The Sigma Alpha Epsilon Fraternity at Oklahoma University has been shut down after a video reportedly showed multiple members singing a racist chant.
The video showed men, purportedly members of the fraternity, dressed in tuxedos and chanting a song claiming that there would never be a black member in their organisation and making reference to lynching.
The transcript runs:
“There will never be a n***** SAE,
There will never be a n***** SAE,
You can hang ‘em from a tree,
But they’ll never [inaudible] with me,
There will never be a n***** SAE.”
Early on Sunday, the video was posted online by black student organisation Unheard, above the words “Racism is alive at The University of Oklahoma.”
The post was addressed to the University of Oklahoma’s president David Boren, who was quick to voice his outrage.
In under an hour, he responded by saying that the behaviour went against the “University’s values” and would not be tolerated.
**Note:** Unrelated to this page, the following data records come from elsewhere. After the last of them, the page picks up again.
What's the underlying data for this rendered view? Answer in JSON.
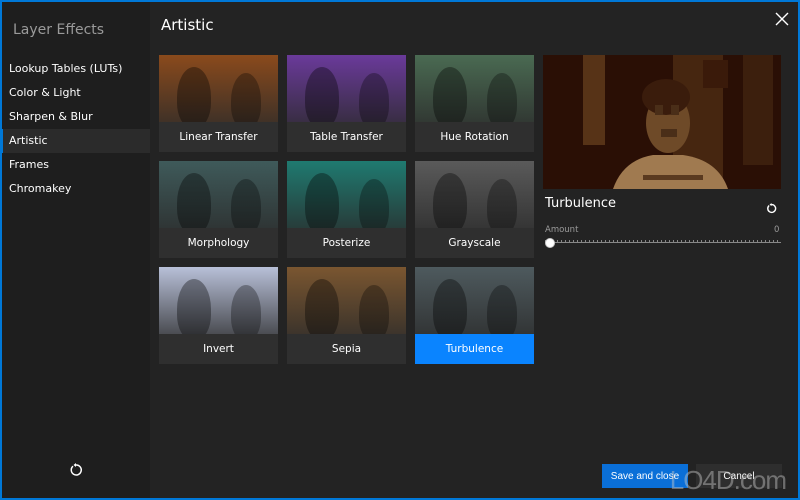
{
  "sidebar": {
    "title": "Layer Effects",
    "items": [
      {
        "label": "Lookup Tables (LUTs)",
        "active": false
      },
      {
        "label": "Color & Light",
        "active": false
      },
      {
        "label": "Sharpen & Blur",
        "active": false
      },
      {
        "label": "Artistic",
        "active": true
      },
      {
        "label": "Frames",
        "active": false
      },
      {
        "label": "Chromakey",
        "active": false
      }
    ],
    "reset_icon": "reset-icon"
  },
  "main": {
    "title": "Artistic",
    "close_icon": "close-icon",
    "effects": [
      {
        "label": "Linear Transfer",
        "tint": "#8a4a1c",
        "selected": false
      },
      {
        "label": "Table Transfer",
        "tint": "#6a3a9a",
        "selected": false
      },
      {
        "label": "Hue Rotation",
        "tint": "#4a6a52",
        "selected": false
      },
      {
        "label": "Morphology",
        "tint": "#3f5a5a",
        "selected": false
      },
      {
        "label": "Posterize",
        "tint": "#1f7a70",
        "selected": false
      },
      {
        "label": "Grayscale",
        "tint": "#5a5a5a",
        "selected": false
      },
      {
        "label": "Invert",
        "tint": "#b8c0d8",
        "selected": false
      },
      {
        "label": "Sepia",
        "tint": "#7a5630",
        "selected": false
      },
      {
        "label": "Turbulence",
        "tint": "#4e5a5e",
        "selected": true
      }
    ]
  },
  "panel": {
    "effect_name": "Turbulence",
    "amount_label": "Amount",
    "amount_value": "0",
    "amount_fraction": 0,
    "reset_icon": "reset-icon"
  },
  "footer": {
    "save_label": "Save and close",
    "cancel_label": "Cancel"
  },
  "watermark": "LO4D.com",
  "colors": {
    "accent": "#0a84ff",
    "background": "#1e1e1e",
    "panel": "#232323"
  }
}
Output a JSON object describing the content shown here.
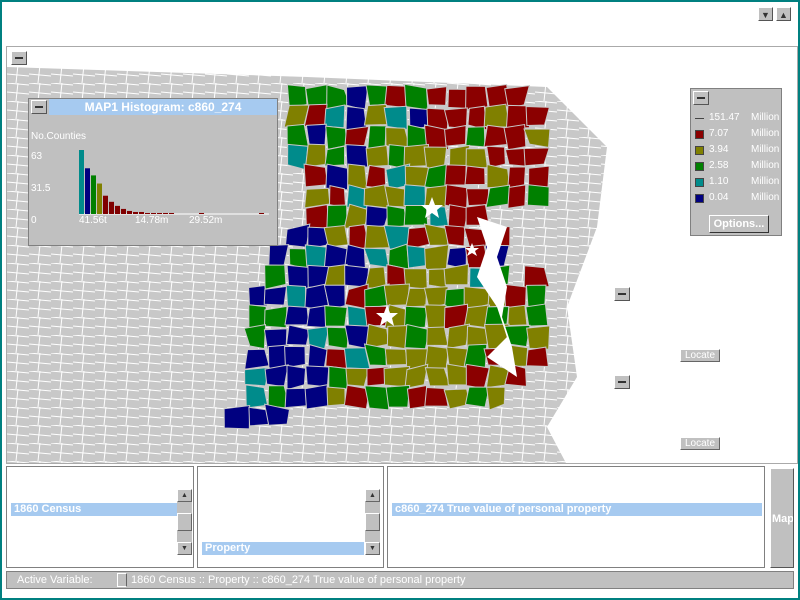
{
  "window": {
    "minimize_glyph": "▼",
    "maximize_glyph": "▲"
  },
  "histogram": {
    "title": "MAP1 Histogram: c860_274",
    "y_label": "No.Counties",
    "y_ticks": [
      "63",
      "31.5",
      "0"
    ],
    "x_ticks": [
      "41.56t",
      "14.78m",
      "29.52m"
    ]
  },
  "chart_data": {
    "type": "bar",
    "title": "MAP1 Histogram: c860_274",
    "ylabel": "No.Counties",
    "ylim": [
      0,
      63
    ],
    "x_ticks": [
      "41.56t",
      "14.78m",
      "29.52m"
    ],
    "values": [
      63,
      45,
      38,
      30,
      18,
      12,
      8,
      5,
      3,
      2,
      2,
      1,
      1,
      1,
      1,
      1,
      0,
      0,
      0,
      0,
      1,
      0,
      0,
      0,
      0,
      0,
      0,
      0,
      0,
      0,
      1
    ],
    "bar_colors": [
      "#008b8b",
      "#000080",
      "#008000",
      "#808000",
      "#800000"
    ]
  },
  "legend": {
    "items": [
      {
        "value": "151.47",
        "unit": "Million",
        "color": "#c0c0c0"
      },
      {
        "value": "7.07",
        "unit": "Million",
        "color": "#8b0000"
      },
      {
        "value": "3.94",
        "unit": "Million",
        "color": "#808000"
      },
      {
        "value": "2.58",
        "unit": "Million",
        "color": "#008000"
      },
      {
        "value": "1.10",
        "unit": "Million",
        "color": "#008b8b"
      },
      {
        "value": "0.04",
        "unit": "Million",
        "color": "#000080"
      }
    ],
    "options_label": "Options..."
  },
  "locate_buttons": [
    "Locate",
    "Locate"
  ],
  "panels": {
    "dataset": {
      "selected": "1860 Census"
    },
    "category": {
      "selected": "Property"
    },
    "variable": {
      "selected": "c860_274 True value of personal property"
    },
    "map_button": "Map"
  },
  "scroll_glyphs": {
    "up": "▲",
    "down": "▼"
  },
  "status": {
    "label": "Active Variable:",
    "value": "1860 Census :: Property :: c860_274 True value of personal property"
  },
  "colors": {
    "class1": "#000080",
    "class2": "#008b8b",
    "class3": "#008000",
    "class4": "#808000",
    "class5": "#8b0000",
    "background_counties": "#c8c8c8"
  }
}
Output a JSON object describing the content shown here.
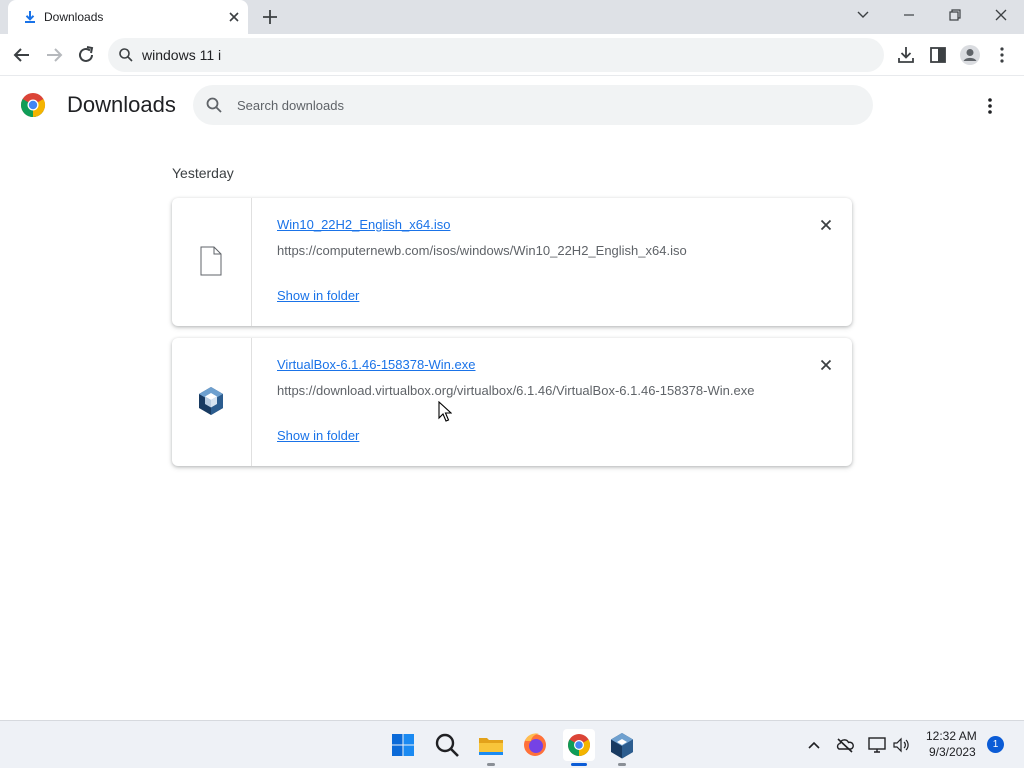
{
  "colors": {
    "accent": "#1a73e8",
    "taskbar_active": "#0b5cd6"
  },
  "tab": {
    "title": "Downloads",
    "favicon": "download-icon"
  },
  "omnibox": {
    "value": "windows 11 i"
  },
  "page": {
    "title": "Downloads",
    "search_placeholder": "Search downloads"
  },
  "section": {
    "label": "Yesterday"
  },
  "downloads": [
    {
      "filename": "Win10_22H2_English_x64.iso",
      "url": "https://computernewb.com/isos/windows/Win10_22H2_English_x64.iso",
      "action": "Show in folder",
      "icon": "file-icon"
    },
    {
      "filename": "VirtualBox-6.1.46-158378-Win.exe",
      "url": "https://download.virtualbox.org/virtualbox/6.1.46/VirtualBox-6.1.46-158378-Win.exe",
      "action": "Show in folder",
      "icon": "virtualbox-icon"
    }
  ],
  "taskbar": {
    "apps": [
      "windows-start-icon",
      "search-icon",
      "file-explorer-icon",
      "firefox-icon",
      "chrome-icon",
      "virtualbox-icon"
    ],
    "clock_time": "12:32 AM",
    "clock_date": "9/3/2023",
    "notification_count": "1"
  }
}
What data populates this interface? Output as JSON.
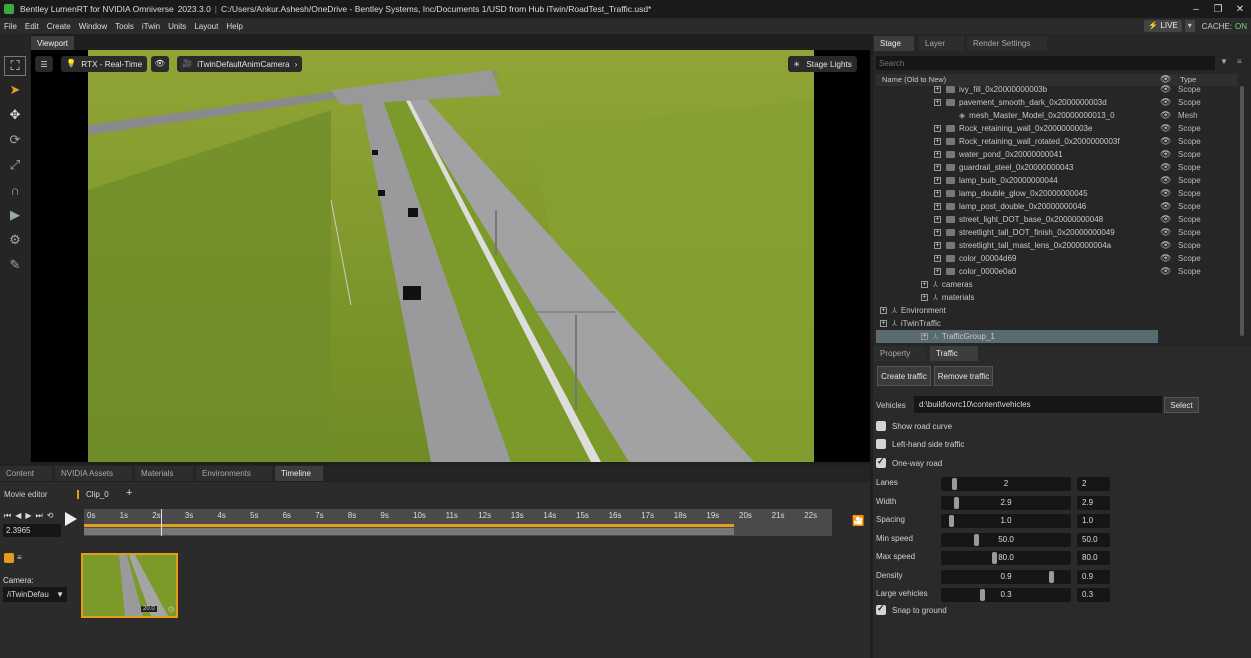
{
  "title_bar": {
    "app_name": "Bentley LumenRT for NVIDIA Omniverse",
    "version": "2023.3.0",
    "file_path": "C:/Users/Ankur.Ashesh/OneDrive - Bentley Systems, Inc/Documents 1/USD from Hub iTwin/RoadTest_Traffic.usd*",
    "live_label": "LIVE",
    "cache_label": "CACHE:",
    "cache_state": "ON"
  },
  "menu": [
    "File",
    "Edit",
    "Create",
    "Window",
    "Tools",
    "iTwin",
    "Units",
    "Layout",
    "Help"
  ],
  "viewport": {
    "tab": "Viewport",
    "renderer": "RTX - Real-Time",
    "camera": "iTwinDefaultAnimCamera",
    "stage_lights": "Stage Lights"
  },
  "bottom_tabs": [
    "Content",
    "NVIDIA Assets",
    "Materials",
    "Environments",
    "Timeline"
  ],
  "timeline": {
    "movie_editor": "Movie editor",
    "clip": "Clip_0",
    "add": "+",
    "current_time": "2.3965",
    "ticks": [
      "0s",
      "1s",
      "2s",
      "3s",
      "4s",
      "5s",
      "6s",
      "7s",
      "8s",
      "9s",
      "10s",
      "11s",
      "12s",
      "13s",
      "14s",
      "15s",
      "16s",
      "17s",
      "18s",
      "19s",
      "20s",
      "21s",
      "22s"
    ],
    "camera_label": "Camera:",
    "camera_value": "/iTwinDefau",
    "thumb_value": "20.0"
  },
  "stage": {
    "tabs": [
      "Stage",
      "Layer",
      "Render Settings"
    ],
    "search_placeholder": "Search",
    "col_name": "Name (Old to New)",
    "col_type": "Type",
    "rows": [
      {
        "name": "ivy_fill_0x20000000003b",
        "type": "Scope",
        "indent": 2,
        "kind": "folder"
      },
      {
        "name": "pavement_smooth_dark_0x2000000003d",
        "type": "Scope",
        "indent": 2,
        "kind": "folder"
      },
      {
        "name": "mesh_Master_Model_0x20000000013_0",
        "type": "Mesh",
        "indent": 3,
        "kind": "mesh"
      },
      {
        "name": "Rock_retaining_wall_0x2000000003e",
        "type": "Scope",
        "indent": 2,
        "kind": "folder"
      },
      {
        "name": "Rock_retaining_wall_rotated_0x2000000003f",
        "type": "Scope",
        "indent": 2,
        "kind": "folder"
      },
      {
        "name": "water_pond_0x20000000041",
        "type": "Scope",
        "indent": 2,
        "kind": "folder"
      },
      {
        "name": "guardrail_steel_0x20000000043",
        "type": "Scope",
        "indent": 2,
        "kind": "folder"
      },
      {
        "name": "lamp_bulb_0x20000000044",
        "type": "Scope",
        "indent": 2,
        "kind": "folder"
      },
      {
        "name": "lamp_double_glow_0x20000000045",
        "type": "Scope",
        "indent": 2,
        "kind": "folder"
      },
      {
        "name": "lamp_post_double_0x20000000046",
        "type": "Scope",
        "indent": 2,
        "kind": "folder"
      },
      {
        "name": "street_light_DOT_base_0x20000000048",
        "type": "Scope",
        "indent": 2,
        "kind": "folder"
      },
      {
        "name": "streetlight_tall_DOT_finish_0x20000000049",
        "type": "Scope",
        "indent": 2,
        "kind": "folder"
      },
      {
        "name": "streetlight_tall_mast_lens_0x2000000004a",
        "type": "Scope",
        "indent": 2,
        "kind": "folder"
      },
      {
        "name": "color_00004d69",
        "type": "Scope",
        "indent": 2,
        "kind": "folder"
      },
      {
        "name": "color_0000e0a0",
        "type": "Scope",
        "indent": 2,
        "kind": "folder"
      },
      {
        "name": "cameras",
        "type": "",
        "indent": 1,
        "kind": "xform"
      },
      {
        "name": "materials",
        "type": "",
        "indent": 1,
        "kind": "xform"
      },
      {
        "name": "Environment",
        "type": "",
        "indent": 0,
        "kind": "xform"
      },
      {
        "name": "iTwinTraffic",
        "type": "",
        "indent": 0,
        "kind": "xform"
      },
      {
        "name": "TrafficGroup_1",
        "type": "",
        "indent": 1,
        "kind": "xform",
        "selected": true
      }
    ]
  },
  "property": {
    "tabs": [
      "Property",
      "Traffic"
    ],
    "create_traffic": "Create traffic",
    "remove_traffic": "Remove traffic",
    "vehicles_label": "Vehicles",
    "vehicles_path": "d:\\build\\ovrc10\\content\\vehicles",
    "select": "Select",
    "show_road_curve": {
      "label": "Show road curve",
      "checked": false
    },
    "left_hand": {
      "label": "Left-hand side traffic",
      "checked": false
    },
    "one_way": {
      "label": "One-way road",
      "checked": true
    },
    "sliders": [
      {
        "label": "Lanes",
        "value": "2",
        "num": "2",
        "frac": 0.07
      },
      {
        "label": "Width",
        "value": "2.9",
        "num": "2.9",
        "frac": 0.09
      },
      {
        "label": "Spacing",
        "value": "1.0",
        "num": "1.0",
        "frac": 0.05
      },
      {
        "label": "Min speed",
        "value": "50.0",
        "num": "50.0",
        "frac": 0.25
      },
      {
        "label": "Max speed",
        "value": "80.0",
        "num": "80.0",
        "frac": 0.4
      },
      {
        "label": "Density",
        "value": "0.9",
        "num": "0.9",
        "frac": 0.87
      },
      {
        "label": "Large vehicles",
        "value": "0.3",
        "num": "0.3",
        "frac": 0.3
      }
    ],
    "snap": {
      "label": "Snap to ground",
      "checked": true
    }
  },
  "colors": {
    "accent_orange": "#e39d1b",
    "live": "#f0c020",
    "cache_on": "#7fd37f",
    "grass": "#7d9a2c",
    "road": "#9a9a9c"
  }
}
He said that if the allegations were true, he would throw the fraternity off campus.
SAE’s national headquarters followed Boren’s statement by announcing that they had taken the decision to close its Oklahoma Kappa branch at OU after discovering the “inappropriate video.”
In a statement it apologised for “the unacceptable and racist behaviour” and said that they were “disgusted that any member could act in such a way.”
They also threatened to remove those responsible from the fraternity for life.
This is not the first time that traditional 'Greek' houses have been embroiled in racist controversies. Last year Sigma Phi Epsilon decided to close its Ole Miss chapter after three members hung a noose around the neck of statue of the university’s ever black student.
Tau Kappa Epsilon fraternity at Arizona State University had its charter suspended in 2014 after students held a party at which they drunk from watermelon cups and held gang poses for photos given the hashtags #blackoutformilk and #ihaveadream.
The Chi Omega sorority at Penn State University faced a backlash in 2012 when a photo circulated online of its members dressed in stereotypical Mexican clothes with signs reading: “Will mow lawn for weed + beer” and “I don’t cut grass I smoke it.”
The racist chanting takes on even more significance as this weekend marked the 50th anniversary of the "Bloody Sunday" march at Selma, Alabama.
In 1965, thousands of marchers led by civil rights leader Martin Luther King joined together to attempt a march for voting rights from Selma to Montgomery,it was give the name Bloody Sunday after the beating hundreds of marchers received at the hands of police.
On Saturday, President Barack Obama spoke alongside civil rights veterans and walked part of the route taken 50 years ago.
This was followed on Sunday, by a march that saw 70,000 gather at Edmund Pettas Bridge to commemorate the protest that is largely seen as a catalyst for the passage of the Voting Rights Act of 1965.
A peaceful march is expected throughout the campus of OU on Monday morning, with marchers joining together to protest against racism.